Zum Glück war das Spital nicht weit. "Nichts wie hin!", dachte sich Tom und humpelte mit seinen geschwollenen Beinen, den roten Augen, dem blassen Gesicht und dem krummen Rücken auf die Strasse. Die Kinder, die ihm begegneten schrien vor Schreck auf, Erwachsene schmissen Süssigkeiten nach ihm. "Tolle Verkleidung, mann!" rief ihm ein Jugendlicher hinterher.  "Ich muss ja schrecklich aussehen!", dachte er sich, und versuchte schneller zu gehen. Dabei stolperte Tom über seine geschwollenen Beine und stiess sich den Zeh an der Bordsteinkante an. "AAAAUUUUUUHHHHH!" schrie er, sodass jetzt alle vor Schreck davon rannten. Sein Anblick war anscheinend furchterregend! Sein humpelnder Gang, die dicken Monsterbeine, das unnatürlich gekrümmte Rückgrat, sein Gesicht zu einer Grimasse schmerzverzerrt! Dass er heute Morgen keine Zeit hatte, sich zu rasieren machte es nicht besser.

Tom keuchte – so viele Schritte hatte er jahrelang nicht mehr gemacht, die Büroarbeit hatte seine Muskeln verkümmern lassen. Er hatte es bereits bis nach Aadorf geschafft –  in einem Gebüsch mit rotgelben Herbstblättern brach er schliesslich vor Schmerz und Anstrengung zusammen.

Tom öffnete die Augen. Mit verschwommenem Blick las er die Worte "Ergonomie" und "JOMA". Was war das für ein Gebäude? Hell erleuchtet, zufrieden dreinblickende Büromitarbeiter, die im Stehen arbeiteten, mit aufrechtem Gang und Headsets spazierend am Telefonieren, auf ihrem beweglichen Bürostuhl hin- und her wippend, die Augen klar und gesund…  Und alle sahen so  glücklich und schmerzfrei aus.

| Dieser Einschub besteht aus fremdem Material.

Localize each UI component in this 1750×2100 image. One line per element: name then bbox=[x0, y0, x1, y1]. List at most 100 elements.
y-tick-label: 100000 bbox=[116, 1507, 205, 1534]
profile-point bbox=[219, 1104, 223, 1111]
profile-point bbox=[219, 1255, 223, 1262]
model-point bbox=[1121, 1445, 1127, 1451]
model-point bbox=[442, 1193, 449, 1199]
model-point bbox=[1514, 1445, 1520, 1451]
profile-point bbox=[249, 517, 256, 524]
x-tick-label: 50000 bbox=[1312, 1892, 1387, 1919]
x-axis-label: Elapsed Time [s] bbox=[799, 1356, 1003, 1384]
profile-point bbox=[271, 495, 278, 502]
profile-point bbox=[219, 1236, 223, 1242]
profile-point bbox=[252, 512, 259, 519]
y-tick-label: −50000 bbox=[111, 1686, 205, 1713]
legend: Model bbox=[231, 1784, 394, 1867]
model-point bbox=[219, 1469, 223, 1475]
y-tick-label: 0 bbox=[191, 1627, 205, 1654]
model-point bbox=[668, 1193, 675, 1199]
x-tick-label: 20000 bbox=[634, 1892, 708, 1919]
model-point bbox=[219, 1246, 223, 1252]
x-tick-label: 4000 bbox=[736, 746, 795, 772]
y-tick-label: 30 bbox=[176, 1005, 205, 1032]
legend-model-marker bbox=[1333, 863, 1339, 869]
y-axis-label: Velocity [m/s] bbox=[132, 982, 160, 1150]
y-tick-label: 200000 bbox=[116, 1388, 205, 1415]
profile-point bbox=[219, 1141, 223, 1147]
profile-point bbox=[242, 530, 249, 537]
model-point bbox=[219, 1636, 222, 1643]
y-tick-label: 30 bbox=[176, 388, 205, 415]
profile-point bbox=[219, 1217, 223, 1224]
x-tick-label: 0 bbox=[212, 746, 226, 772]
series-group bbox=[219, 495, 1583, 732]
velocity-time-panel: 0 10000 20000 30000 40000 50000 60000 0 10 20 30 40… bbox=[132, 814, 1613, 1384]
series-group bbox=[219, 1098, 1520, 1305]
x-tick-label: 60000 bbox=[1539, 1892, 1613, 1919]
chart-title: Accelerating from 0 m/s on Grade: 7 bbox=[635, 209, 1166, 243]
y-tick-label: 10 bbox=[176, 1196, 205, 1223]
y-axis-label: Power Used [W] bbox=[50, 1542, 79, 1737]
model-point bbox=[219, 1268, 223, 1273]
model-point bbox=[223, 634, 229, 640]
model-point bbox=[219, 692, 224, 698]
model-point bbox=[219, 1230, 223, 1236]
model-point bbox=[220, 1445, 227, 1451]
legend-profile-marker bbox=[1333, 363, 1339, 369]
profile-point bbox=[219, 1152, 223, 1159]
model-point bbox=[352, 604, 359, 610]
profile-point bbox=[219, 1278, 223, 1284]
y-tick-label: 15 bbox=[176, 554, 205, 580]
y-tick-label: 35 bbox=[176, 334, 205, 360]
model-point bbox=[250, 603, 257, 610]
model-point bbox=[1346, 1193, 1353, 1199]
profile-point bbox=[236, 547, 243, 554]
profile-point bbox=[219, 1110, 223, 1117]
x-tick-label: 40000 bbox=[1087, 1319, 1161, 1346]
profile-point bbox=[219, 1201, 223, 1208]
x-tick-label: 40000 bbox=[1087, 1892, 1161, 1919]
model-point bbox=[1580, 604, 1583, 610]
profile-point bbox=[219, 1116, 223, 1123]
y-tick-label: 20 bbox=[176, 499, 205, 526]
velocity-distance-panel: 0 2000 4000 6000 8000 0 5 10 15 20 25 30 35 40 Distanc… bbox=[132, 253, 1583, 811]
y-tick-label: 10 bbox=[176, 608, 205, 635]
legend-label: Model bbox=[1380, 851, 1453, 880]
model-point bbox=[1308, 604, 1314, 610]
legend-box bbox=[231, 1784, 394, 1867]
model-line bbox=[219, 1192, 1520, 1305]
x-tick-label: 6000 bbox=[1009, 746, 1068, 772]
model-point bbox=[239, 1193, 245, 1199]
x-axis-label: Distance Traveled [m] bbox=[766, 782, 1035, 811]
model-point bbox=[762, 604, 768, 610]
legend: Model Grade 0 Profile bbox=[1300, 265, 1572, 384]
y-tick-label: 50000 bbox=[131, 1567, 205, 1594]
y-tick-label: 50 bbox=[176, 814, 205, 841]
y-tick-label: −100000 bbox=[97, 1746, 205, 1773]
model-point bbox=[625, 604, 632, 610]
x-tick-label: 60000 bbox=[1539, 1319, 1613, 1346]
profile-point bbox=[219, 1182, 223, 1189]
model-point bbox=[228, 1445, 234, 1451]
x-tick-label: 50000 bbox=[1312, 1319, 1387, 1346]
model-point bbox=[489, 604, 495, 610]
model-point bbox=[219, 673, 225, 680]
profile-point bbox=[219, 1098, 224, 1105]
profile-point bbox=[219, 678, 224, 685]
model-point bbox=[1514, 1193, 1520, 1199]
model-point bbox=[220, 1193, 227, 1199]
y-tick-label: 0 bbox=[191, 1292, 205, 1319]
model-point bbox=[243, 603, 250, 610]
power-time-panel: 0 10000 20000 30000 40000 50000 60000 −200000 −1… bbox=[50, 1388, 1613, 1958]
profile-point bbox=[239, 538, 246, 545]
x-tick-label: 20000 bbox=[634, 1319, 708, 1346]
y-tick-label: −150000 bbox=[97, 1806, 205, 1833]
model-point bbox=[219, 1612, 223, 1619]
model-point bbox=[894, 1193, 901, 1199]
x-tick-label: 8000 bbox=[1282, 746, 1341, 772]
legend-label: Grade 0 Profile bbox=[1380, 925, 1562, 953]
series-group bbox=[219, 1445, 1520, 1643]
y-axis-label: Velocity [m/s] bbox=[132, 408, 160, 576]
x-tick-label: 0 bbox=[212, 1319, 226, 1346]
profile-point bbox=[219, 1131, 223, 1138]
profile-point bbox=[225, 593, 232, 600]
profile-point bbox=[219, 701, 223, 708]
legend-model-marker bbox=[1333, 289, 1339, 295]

Da packte ihn eine Hand an der Schulter – er schreckte auf…!

Tom erwachte an seinem Schreibtisch. "Meine Güte Tom, warst du die ganze Nacht hier?" fragte ihn sein Kollege besorgt. "Du siehst mitgenommen aus!" Tom atmete auf, es war alles nur ein Traum! Erleichtert fasste er sich an den Kopf und… was war denn das? Ein Herbstblatt in seinen Haaren? Rotgelb wie die Blätter in dem Busch in seinem Traum..?! Tom spürte plötzlich ein Kribbeln in seinen Beinen…

Kommentare

Genial gruselig! Danke für die tolle Büro-Halloween Geschichte!